Entretemps, en 1994, après son service militaire, il aura fondé à Angoulême où il demeure désormais l’Atelier Entropie avec Thierry Robin, Pierre-Yves Gabrion et Bertrand Antigny.
En 2000, il participe à l’album L’Or des fous (coffret comprenant un album CD de Bernard Lavilliers couplé à un album) et démarre avec Serge Le Tendre une autre série futuriste L’Histoire de Siloë, qui sera la première série qu’il met lui-même en couleur et dont trois tomes paraîtront entre 2000 et 2019.
Après une pause de plusieurs années, il reviendra à la bande dessinée avec Le Livre de Skell, diptyque d’heroic fantasy écrit par Valérie Mangin en 2012 et 2013, avant d’entreprendre, aux éditions Casterman, Holly Ann, série policière écrite par Kid Toussaint située dans la Louisiane de la fin du XIXe siècle qu’il dessinera entre 2015-2017. Il enchaînera sur Ulysse et Cyrano qui ne verra cependant le jour qu’en 2024.
Ses références se trouvent aussi bien du côté de Philip K. Dick, Isaac Asimov ou Dan Simmons pour la littérature que de celui de Ridley Scott ou Steven Spielberg pour le cinéma, dont il est un grand amateur.
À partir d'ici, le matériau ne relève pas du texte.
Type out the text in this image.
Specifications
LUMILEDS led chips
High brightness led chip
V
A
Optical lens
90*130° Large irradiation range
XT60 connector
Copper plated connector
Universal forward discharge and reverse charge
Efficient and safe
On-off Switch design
En matière de bande dessinée, il admire aussi bien Raymond Poïvet, dont l’influence transparaît dans Skell, ou Alfonso Font, pour sa maîtrise du noir et blanc qui transparaît nettement dans ses différentes productions, mais aussi Cosey, Franz ou Hermann, pour leur force et leur efficacité narrative dont il est un indéniable et talentueux héritier.
Féru d’informatique, il modélise en trois dimensions certains des décors de ses premiers albums et se sert d’un rendu filaire comme base de perspective à son dessin. Cela lui permet de jouer avec les cadrages et les angles de vue.
Son travail allie maîtrise aussi bien des personnages que du décor, élégance du trait et précision du rendu, dépourvu de toute vulgarité. Enrichissant les codes du réalisme de touches semi-réalistes voire d’humour, sa narration s’avère d’une séduisante lisibilité qui en fait un auteur à la fois subtil et efficace, toujours soucieux d’invention et de clarté.